The Tribunal heard an application for a hearing to be held in private. The Appellant was described as a ’self-employed media entertainer and performer,’ and was referred to as a ‘celebrity.’ The underlying issue was a direct tax question of the deductibility of certain legal and professional expenses, and a smaller sum claimed as AIA.
The questions for the Tribunal were crystallized into three matters:
The publicity issue – whether the celebrity status of the appellant would attract publicity that would interfere with the administration of justice to the extent that justice cannot be done unless the hearing is in private;
The confidentiality issue – whether the appellant is at risk of breaching the confidential agreement in settlement of the libel action unless the hearing is in private;
The right to respect for private and family life – whether the Convention rights of the appellant, his children, and his ex-wife will be infringed unless the hearing is in private.
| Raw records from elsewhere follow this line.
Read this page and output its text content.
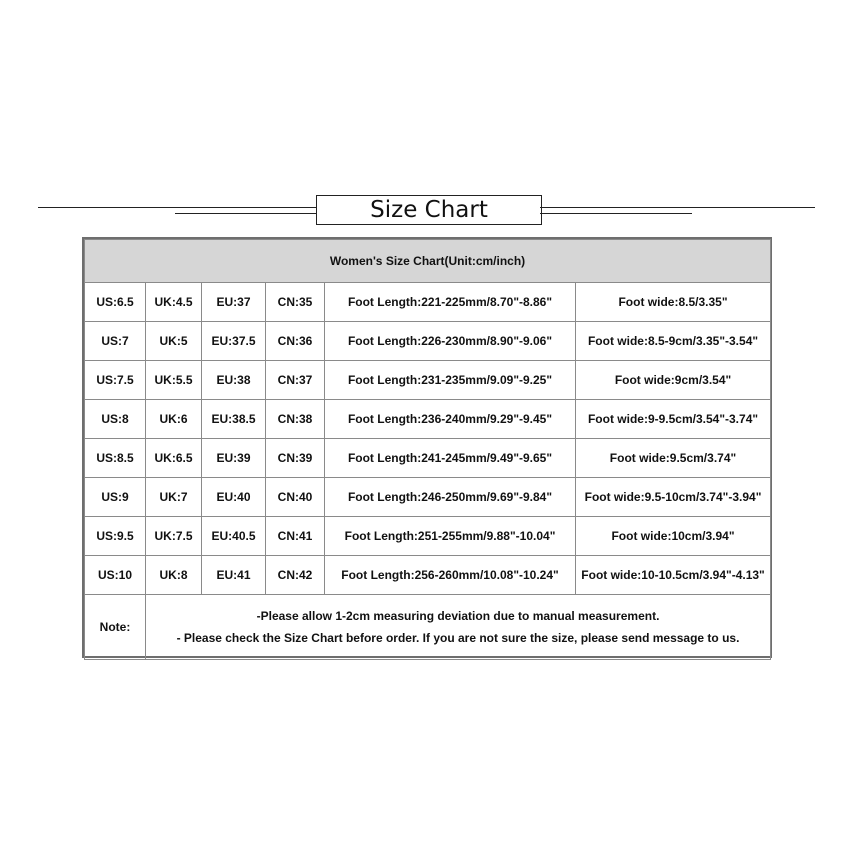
Size Chart
Women's Size Chart(Unit:cm/inch)					
US:6.5	UK:4.5	EU:37	CN:35	Foot Length:221-225mm/8.70"-8.86"	Foot wide:8.5/3.35"
US:7	UK:5	EU:37.5	CN:36	Foot Length:226-230mm/8.90"-9.06"	Foot wide:8.5-9cm/3.35"-3.54"
US:7.5	UK:5.5	EU:38	CN:37	Foot Length:231-235mm/9.09"-9.25"	Foot wide:9cm/3.54"
US:8	UK:6	EU:38.5	CN:38	Foot Length:236-240mm/9.29"-9.45"	Foot wide:9-9.5cm/3.54"-3.74"
US:8.5	UK:6.5	EU:39	CN:39	Foot Length:241-245mm/9.49"-9.65"	Foot wide:9.5cm/3.74"
US:9	UK:7	EU:40	CN:40	Foot Length:246-250mm/9.69"-9.84"	Foot wide:9.5-10cm/3.74"-3.94"
US:9.5	UK:7.5	EU:40.5	CN:41	Foot Length:251-255mm/9.88"-10.04"	Foot wide:10cm/3.94"
US:10	UK:8	EU:41	CN:42	Foot Length:256-260mm/10.08"-10.24"	Foot wide:10-10.5cm/3.94"-4.13"
Note:	-Please allow 1-2cm measuring deviation due to manual measurement.
- Please check the Size Chart before order. If you are not sure the size, please send message to us.				
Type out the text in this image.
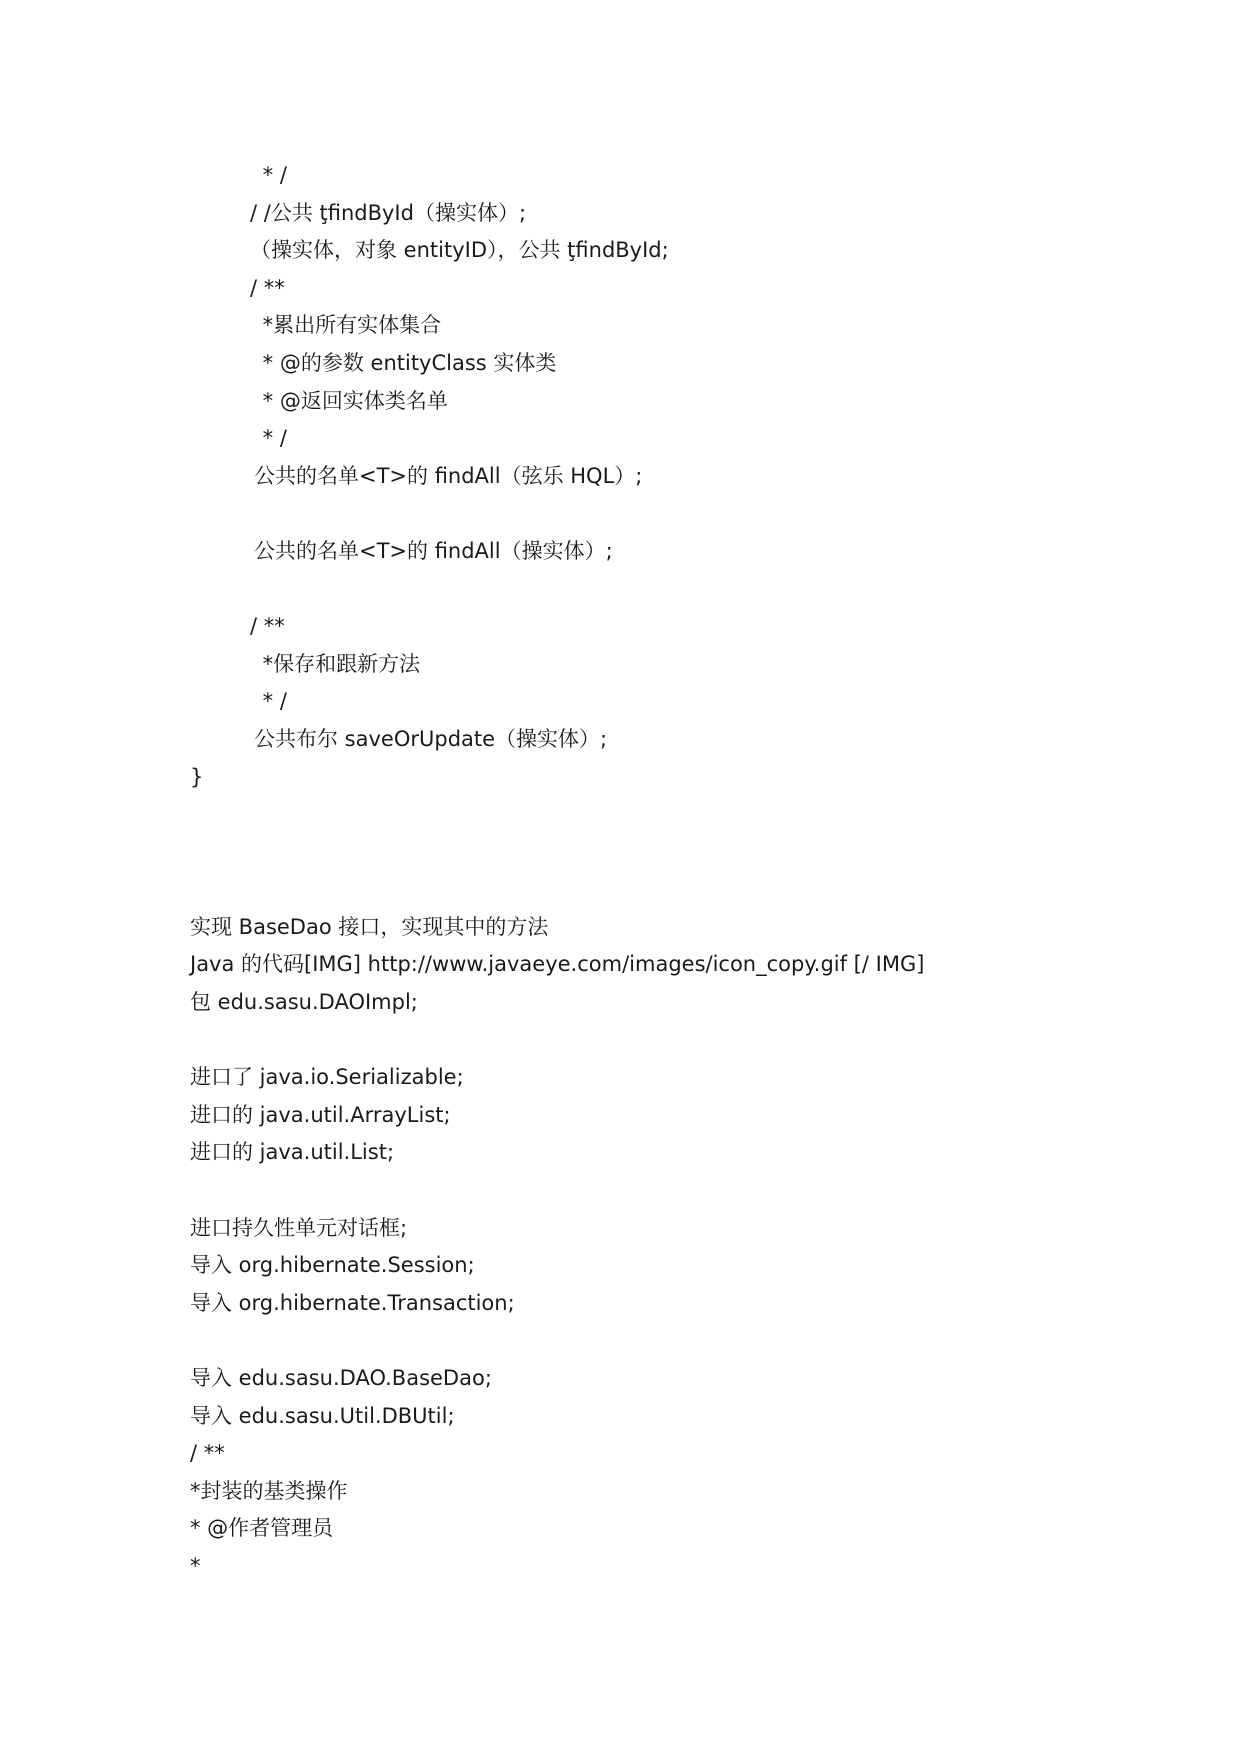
* /
/ /公共 ţfindById（操实体）;
（操实体，对象 entityID），公共 ţfindById;
/ **
*累出所有实体集合
* @的参数 entityClass 实体类
* @返回实体类名单
* /
公共的名单<T>的 findAll（弦乐 HQL）;
公共的名单<T>的 findAll（操实体）;
/ **
*保存和跟新方法
* /
公共布尔 saveOrUpdate（操实体）;
}
实现 BaseDao 接口，实现其中的方法
Java 的代码[IMG] http://www.javaeye.com/images/icon_copy.gif [/ IMG]
包 edu.sasu.DAOImpl;
进口了 java.io.Serializable;
进口的 java.util.ArrayList;
进口的 java.util.List;
进口持久性单元对话框;
导入 org.hibernate.Session;
导入 org.hibernate.Transaction;
导入 edu.sasu.DAO.BaseDao;
导入 edu.sasu.Util.DBUtil;
/ **
*封装的基类操作
* @作者管理员
*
The Tribunal Rules have a default position that hearings are public. A private hearing is considered an exception to the general principle of open justice (Rule 32).
The decision also considered the Civil Procedure Rules, Human Rights Act 1998, and the Contempt of Court Act 1981. Strangely (para 68), Mr D’s representation made no reference to any case law or statute. This is both surprising and disappointing. I take the view that this severely weakened Mr D’s argument. A failure to argue statute or case law in support of an argument is negligent.
In finding against Mr D, the Tribunal commented briefly on the potential interest of the press in the appeal, and its wider circumstances. Whilst noting this interest, the Tribunal was reluctant to interfere in the media’s right to report proceedings (para 164). The role of the media as a conduit of information may itself be of public interest.